Nati e cresciuti nell’epoca del layout e dell’arte come design, e della bellezza come funzionalità, abbiamo non poche difficoltà a giustificare in che misura la specialissima aura vitale (che è l’atmosfera) influisca in senso determinante sulla biografia dei cittadini di una città. Anche se per ora non ci è dato di sapere, probabilmente, vi influisce in larga misura.

Il divorzio tra la forma e le funzioni – che si riteneva appartenessero alla città e agli spazi in genere – ha prodotto lo sbilanciamento che è sotto gli occhi di tutti, e che è riconoscibile nelle “non forme” dell’orrido/inospitale, anziché nelle forme del “familiare” (cioè in quel carattere di una città, di un quartiere, o di uno spazio, che permette anche ai nuovi venuti di disporre più liberamente della propria esistenza e di sentirsi così subito a casa propria).

Ci siamo ammalati di funzionalità e di servilità.

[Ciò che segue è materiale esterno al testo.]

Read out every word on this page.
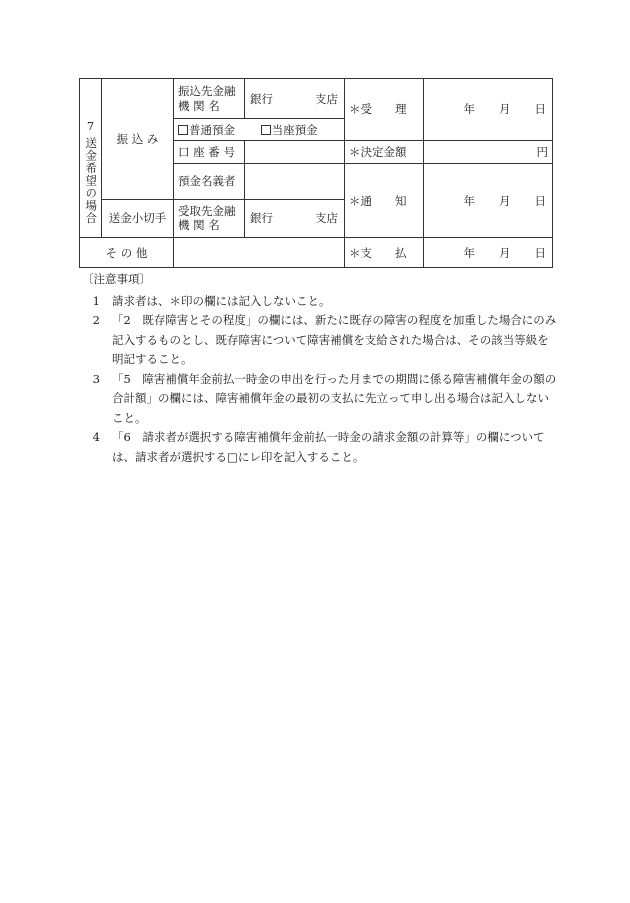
7
送金希望の場合	振 込 み	振込先金融機 関 名	銀行 支店	＊受　　理	年 月 日

		普通預金 当座預金			
		口 座 番 号		＊決定金額	円
		預金名義者		＊通　　知	年 月 日

	送金小切手	受取先金融機 関 名	銀行 支店		

そ の 他				＊支　　払	年 月 日
〔注意事項〕
1	請求者は、＊印の欄には記入しないこと。
2	「2　既存障害とその程度」の欄には、新たに既存の障害の程度を加重した場合にのみ記入するものとし、既存障害について障害補償を支給された場合は、その該当等級を明記すること。
3	「5　障害補償年金前払一時金の申出を行った月までの期間に係る障害補償年金の額の合計額」の欄には、障害補償年金の最初の支払に先立って申し出る場合は記入しないこと。
4	「6　請求者が選択する障害補償年金前払一時金の請求金額の計算等」の欄については、請求者が選択する□にレ印を記入すること。
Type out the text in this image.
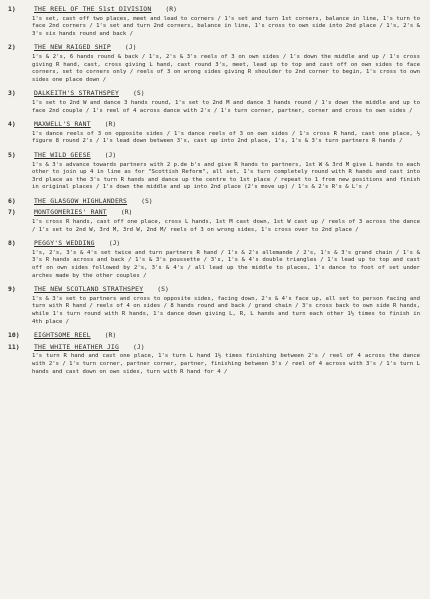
1)	THE REEL OF THE 51st DIVISION (R)
1's set, cast off two places, meet and lead to corners / 1's set and turn 1st corners, balance in line, 1's turn to face 2nd corners / 1's set and turn 2nd corners, balance in line, 1's cross to own side into 2nd place / 1's, 2's & 3's six hands round and back /
2)	THE NEW RAIGED SHIP (J)
1's & 2's, 6 hands round & back / 1's, 2's & 3's reels of 3 on own sides / 1's down the middle and up / 1's cross giving R hand, cast, cross giving L hand, cast round 3's, meet, lead up to top and cast off on own sides to face corners, set to corners only / reels of 3 on wrong sides giving R shoulder to 2nd corner to begin, 1's cross to own sides one place down /
3)	DALKEITH'S STRATHSPEY (S)
1's set to 2nd W and dance 3 hands round, 1's set to 2nd M and dance 3 hands round / 1's down the middle and up to face 2nd couple / 1's reel of 4 across dance with 2's / 1's turn corner, partner, corner and cross to own sides /
4)	MAXWELL'S RANT (R)
1's dance reels of 3 on opposite sides / 1's dance reels of 3 on own sides / 1's cross R hand, cast one place, ½ figure 8 round 2's / 1's lead down between 3's, cast up into 2nd place, 1's, 1's & 3's turn partners R hands /
5)	THE WILD GEESE (J)
1's & 3's advance towards partners with 2 p.de b's and give R hands to partners, 1st W & 3rd M give L hands to each other to join up 4 in line as for "Scottish Reform", all set, 1's turn completely round with R hands and cast into 3rd place as the 3's turn R hands and dance up the centre to 1st place / repeat to 1 from new positions and finish in original places / 1's down the middle and up into 2nd place (2's move up) / 1's & 2's R's & L's /
6)	THE GLASGOW HIGHLANDERS (S)
7)	MONTGOMERIES' RANT (R)
1's cross R hands, cast off one place, cross L hands, 1st M cast down, 1st W cast up / reels of 3 across the dance / 1's set to 2nd W, 3rd M, 3rd W, 2nd M/ reels of 3 on wrong sides, 1's cross over to 2nd place /
8)	PEGGY'S WEDDING (J)
1's, 2's, 3's & 4's set twice and turn partners R hand / 1's & 2's allemande / 2's, 1's & 3's grand chain / 1's & 3's R hands across and back / 1's & 3's poussette / 3's, 1's & 4's double triangles / 1's lead up to top and cast off on own sides followed by 2's, 3's & 4's / all lead up the middle to places, 1's dance to foot of set under arches made by the other couples /
9)	THE NEW SCOTLAND STRATHSPEY (S)
1's & 3's set to partners and cross to opposite sides, facing down, 2's & 4's face up, all set to person facing and turn with R hand / reels of 4 on sides / 8 hands round and back / grand chain / 3's cross back to own side R hands, while 1's turn round with R hands, 1's dance down giving L, R, L hands and turn each other 1½ times to finish in 4th place /
10)	EIGHTSOME REEL (R)
11)	THE WHITE HEATHER JIG (J)
1's turn R hand and cast one place, 1's turn L hand 1½ times finishing between 2's / reel of 4 across the dance with 2's / 1's turn corner, partner corner, partner, finishing between 3's / reel of 4 across with 3's / 1's turn L hands and cast down on own sides, turn with R hand for 4 /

Le cose, gli oggetti, gli spazi, gli edifici, gli agglomerati, le città possono permettersi di essere anche estremamente brutte, purché siano efficaci a garantire il “giusto” (!) funzionamento degli ‘oneri della vita’ e delle ‘operazioni umane’ (le uniche e le ultime rimaste (!?) elette a paladine del legame sociale). Ma, ci può essere un “giusto” (funzionamento) senza che ci sia la “giustizia” dell’assetto fisico-spaziale (forme, misure, materiali, proporzioni) che presiede alle atmosfere e queste – a loro volta – agli aspetti affettivi, comunicativi e simbolici caratteristici della relazione tra le persone?!

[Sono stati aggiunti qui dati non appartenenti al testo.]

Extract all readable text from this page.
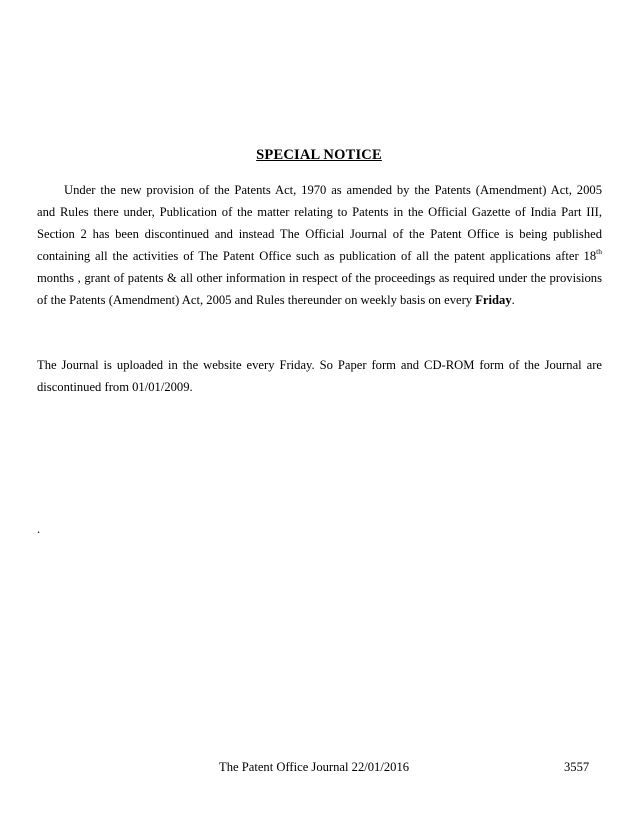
SPECIAL NOTICE
Under the new provision of the Patents Act, 1970 as amended by the Patents (Amendment) Act, 2005
and Rules there under, Publication of the matter relating to Patents in the Official Gazette of India Part III,
Section 2 has been discontinued and instead The Official Journal of the Patent Office is being published
containing all the activities of The Patent Office such as publication of all the patent applications after 18th
months , grant of patents & all other information in respect of the proceedings as required under the provisions
of the Patents (Amendment) Act, 2005 and Rules thereunder on weekly basis on every Friday.
The Journal is uploaded in the website every Friday. So Paper form and CD-ROM form of the Journal are
discontinued from 01/01/2009.
.
The Patent Office Journal 22/01/2016	3557
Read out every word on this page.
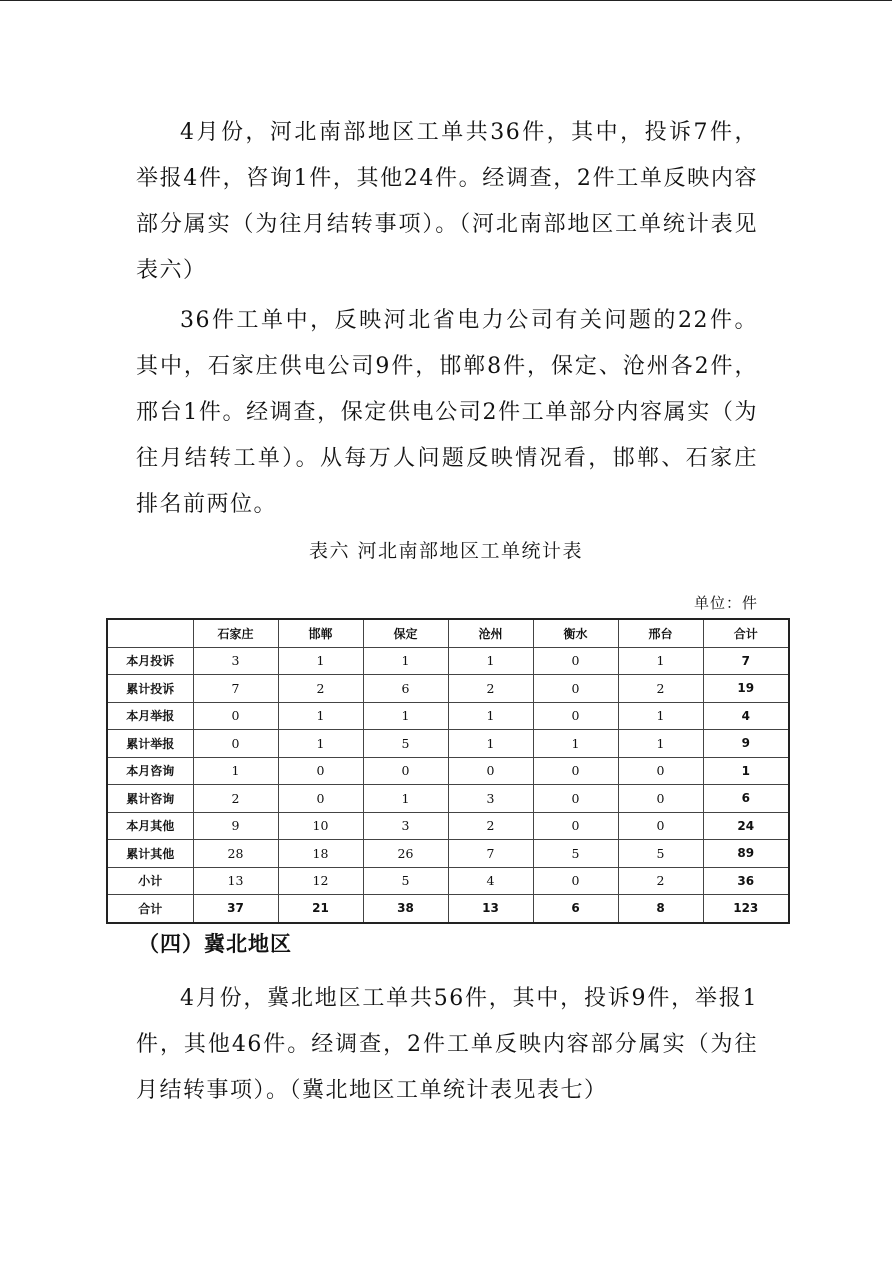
4月份，河北南部地区工单共36件，其中，投诉7件，举报4件，咨询1件，其他24件。经调查，2件工单反映内容部分属实（为往月结转事项）。（河北南部地区工单统计表见表六）

36件工单中，反映河北省电力公司有关问题的22件。其中，石家庄供电公司9件，邯郸8件，保定、沧州各2件，邢台1件。经调查，保定供电公司2件工单部分内容属实（为往月结转工单）。从每万人问题反映情况看，邯郸、石家庄排名前两位。

表六 河北南部地区工单统计表
单位：件
	石家庄	邯郸	保定	沧州	衡水	邢台	合计
本月投诉	3	1	1	1	0	1	7
累计投诉	7	2	6	2	0	2	19
本月举报	0	1	1	1	0	1	4
累计举报	0	1	5	1	1	1	9
本月咨询	1	0	0	0	0	0	1
累计咨询	2	0	1	3	0	0	6
本月其他	9	10	3	2	0	0	24
累计其他	28	18	26	7	5	5	89
小计	13	12	5	4	0	2	36
合计	37	21	38	13	6	8	123
（四）冀北地区

4月份，冀北地区工单共56件，其中，投诉9件，举报1件，其他46件。经调查，2件工单反映内容部分属实（为往月结转事项）。（冀北地区工单统计表见表七）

La separazione tra forma e funzionalità ha incoraggiato l’incremento in modo esponenziale della cultura dell’efficienza e della funzione. Una cosa, un oggetto, uno spazio sarebbero da pensarsi innanzitutto come funzionali e come capaci di svolgere questo o quell’altro ‘servizio’ (è preferibile, è giusto, ciò che ‘serve’). Due i problemi che ne derivano. Se tutto ciò che ci circonda è tendenzialmente inanimato, insensibile, incolore, trasparente, invisibile, piatto, allora vuol dire che tutto il “potere” (educativo, generativo, performativo) è nelle mani dell’uomo, è lui che determina chi e che cosa ha valore-significatività e quanto ne ha.

Domanda: <<siamo certi che sia giustificabile questo potere che prescinde dalla ‘lezione’ che tutte le cose (oggetti, spazi, luoghi, materiali) realisticamente sanno impartire?>>.

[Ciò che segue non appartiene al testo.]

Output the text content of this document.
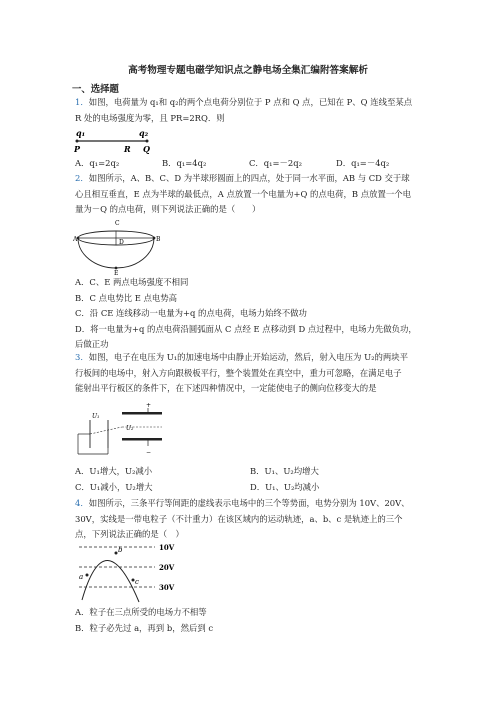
高考物理专题电磁学知识点之静电场全集汇编附答案解析
一、选择题
1．如图，电荷量为 q₁和 q₂的两个点电荷分别位于 P 点和 Q 点，已知在 P、Q 连线至某点
R 处的电场强度为零，且 PR=2RQ．则
q₁	q₂
P	R Q
A．q₁=2q₂	B．q₁=4q₂	C．q₁=－2q₂	D．q₁=－4q₂
2．如图所示，A、B、C、D 为半球形圆面上的四点，处于同一水平面，AB 与 CD 交于球
心且相互垂直，E 点为半球的最低点，A 点放置一个电量为+Q 的点电荷，B 点放置一个电
量为－Q 的点电荷，则下列说法正确的是（　　）
A	B
C
D
E
A．C、E 两点电场强度不相同
B．C 点电势比 E 点电势高
C．沿 CE 连线移动一电量为+q 的点电荷，电场力始终不做功
D．将一电量为+q 的点电荷沿圆弧面从 C 点经 E 点移动到 D 点过程中，电场力先做负功，
后做正功
3．如图，电子在电压为 U₁的加速电场中由静止开始运动，然后，射入电压为 U₂的两块平
行板间的电场中，射入方向跟极板平行，整个装置处在真空中，重力可忽略，在满足电子
能射出平行板区的条件下，在下述四种情况中，一定能使电子的侧向位移变大的是
+
−
U₂
U₁
A．U₁增大，U₂减小	B．U₁、U₂均增大
C．U₁减小，U₂增大	D．U₁、U₂均减小
4．如图所示，三条平行等间距的虚线表示电场中的三个等势面，电势分别为 10V、20V、
30V，实线是一带电粒子（不计重力）在该区域内的运动轨迹，a、b、c 是轨迹上的三个
点，下列说法正确的是（　）
10V
20V
30V
a
b
c
A．粒子在三点所受的电场力不相等
B．粒子必先过 a，再到 b，然后到 c
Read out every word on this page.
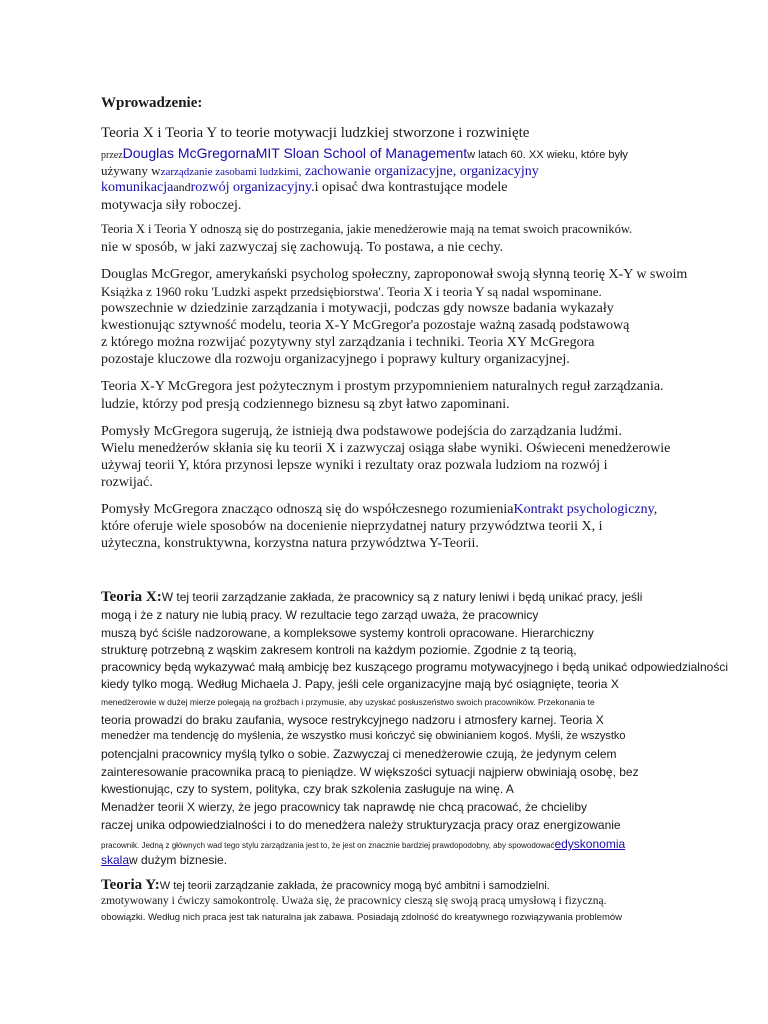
Wprowadzenie:
Teoria X i Teoria Y to teorie motywacji ludzkiej stworzone i rozwinięte
przezDouglas McGregornaMIT Sloan School of Managementw latach 60. XX wieku, które były
używany wzarządzanie zasobami ludzkimi, zachowanie organizacyjne, organizacyjny
komunikacjaandrozwój organizacyjny.i opisać dwa kontrastujące modele
motywacja siły roboczej.
Teoria X i Teoria Y odnoszą się do postrzegania, jakie menedżerowie mają na temat swoich pracowników.
nie w sposób, w jaki zazwyczaj się zachowują. To postawa, a nie cechy.
Douglas McGregor, amerykański psycholog społeczny, zaproponował swoją słynną teorię X-Y w swoim
Książka z 1960 roku 'Ludzki aspekt przedsiębiorstwa'. Teoria X i teoria Y są nadal wspominane.
powszechnie w dziedzinie zarządzania i motywacji, podczas gdy nowsze badania wykazały
kwestionując sztywność modelu, teoria X-Y McGregor'a pozostaje ważną zasadą podstawową
z którego można rozwijać pozytywny styl zarządzania i techniki. Teoria XY McGregora
pozostaje kluczowe dla rozwoju organizacyjnego i poprawy kultury organizacyjnej.
Teoria X-Y McGregora jest pożytecznym i prostym przypomnieniem naturalnych reguł zarządzania.
ludzie, którzy pod presją codziennego biznesu są zbyt łatwo zapominani.
Pomysły McGregora sugerują, że istnieją dwa podstawowe podejścia do zarządzania ludźmi.
Wielu menedżerów skłania się ku teorii X i zazwyczaj osiąga słabe wyniki. Oświeceni menedżerowie
używaj teorii Y, która przynosi lepsze wyniki i rezultaty oraz pozwala ludziom na rozwój i
rozwijać.
Pomysły McGregora znacząco odnoszą się do współczesnego rozumieniaKontrakt psychologiczny,
które oferuje wiele sposobów na docenienie nieprzydatnej natury przywództwa teorii X, i
użyteczna, konstruktywna, korzystna natura przywództwa Y-Teorii.
Teoria X:W tej teorii zarządzanie zakłada, że pracownicy są z natury leniwi i będą unikać pracy, jeśli
mogą i że z natury nie lubią pracy. W rezultacie tego zarząd uważa, że pracownicy
muszą być ściśle nadzorowane, a kompleksowe systemy kontroli opracowane. Hierarchiczny
strukturę potrzebną z wąskim zakresem kontroli na każdym poziomie. Zgodnie z tą teorią,
pracownicy będą wykazywać małą ambicję bez kuszącego programu motywacyjnego i będą unikać odpowiedzialności
kiedy tylko mogą. Według Michaela J. Papy, jeśli cele organizacyjne mają być osiągnięte, teoria X
menedżerowie w dużej mierze polegają na groźbach i przymusie, aby uzyskać posłuszeństwo swoich pracowników. Przekonania te
teoria prowadzi do braku zaufania, wysoce restrykcyjnego nadzoru i atmosfery karnej. Teoria X
menedżer ma tendencję do myślenia, że wszystko musi kończyć się obwinianiem kogoś. Myśli, że wszystko
potencjalni pracownicy myślą tylko o sobie. Zazwyczaj ci menedżerowie czują, że jedynym celem
zainteresowanie pracownika pracą to pieniądze. W większości sytuacji najpierw obwiniają osobę, bez
kwestionując, czy to system, polityka, czy brak szkolenia zasługuje na winę. A
Menadżer teorii X wierzy, że jego pracownicy tak naprawdę nie chcą pracować, że chcieliby
raczej unika odpowiedzialności i to do menedżera należy strukturyzacja pracy oraz energizowanie
pracownik. Jedną z głównych wad tego stylu zarządzania jest to, że jest on znacznie bardziej prawdopodobny, aby spowodowaćedyskonomia
skalaw dużym biznesie.
Teoria Y:W tej teorii zarządzanie zakłada, że pracownicy mogą być ambitni i samodzielni.
zmotywowany i ćwiczy samokontrolę. Uważa się, że pracownicy cieszą się swoją pracą umysłową i fizyczną.
obowiązki. Według nich praca jest tak naturalna jak zabawa. Posiadają zdolność do kreatywnego rozwiązywania problemów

L’altro problema è legato all’impostazione ancora intellettualistica-cognitiva. L’esterno fisico-spaziale, risultando incapace di urtare e di suscitare atmosfere e quindi affezioni (non essendo cioè parlante), deve essere spiegato e valorizzato a partire da una presa di posizione razionale a posteriori. Anche in questo secondo caso, è ancora da una operazione che si aggiunge – in seconda battuta a partire dall’uomo – che tutto ciò che è fisico-corporeo-cosa ovvia acquista rilevanza e consistenza. In questo senso, accedere a un luogo significa trasferirsi in un contesto imparziale, doverosamente riempito di idee e di attività messe in atto, non solo per dare senso a ‘quel fare insieme qualche cosa’, ma in ultimo e soprattutto, per giustificare la significatività del luogo stesso.

L’affondo che vogliamo fare cerca invece di istruire l’intuizione fondamentale per cui accedere ad un luogo significa trasferirsi in un mondo.

Pensiamo che sia un’opera propria dell’educazione riconsiderare le atmosfere delle città, degli spazi e dei luoghi facendole divenire mitologiche, così poco aleatorie che quando ci rechiamo effettivamente in quei luoghi, ci andiamo con l’idea di fare determinate cose e non altre.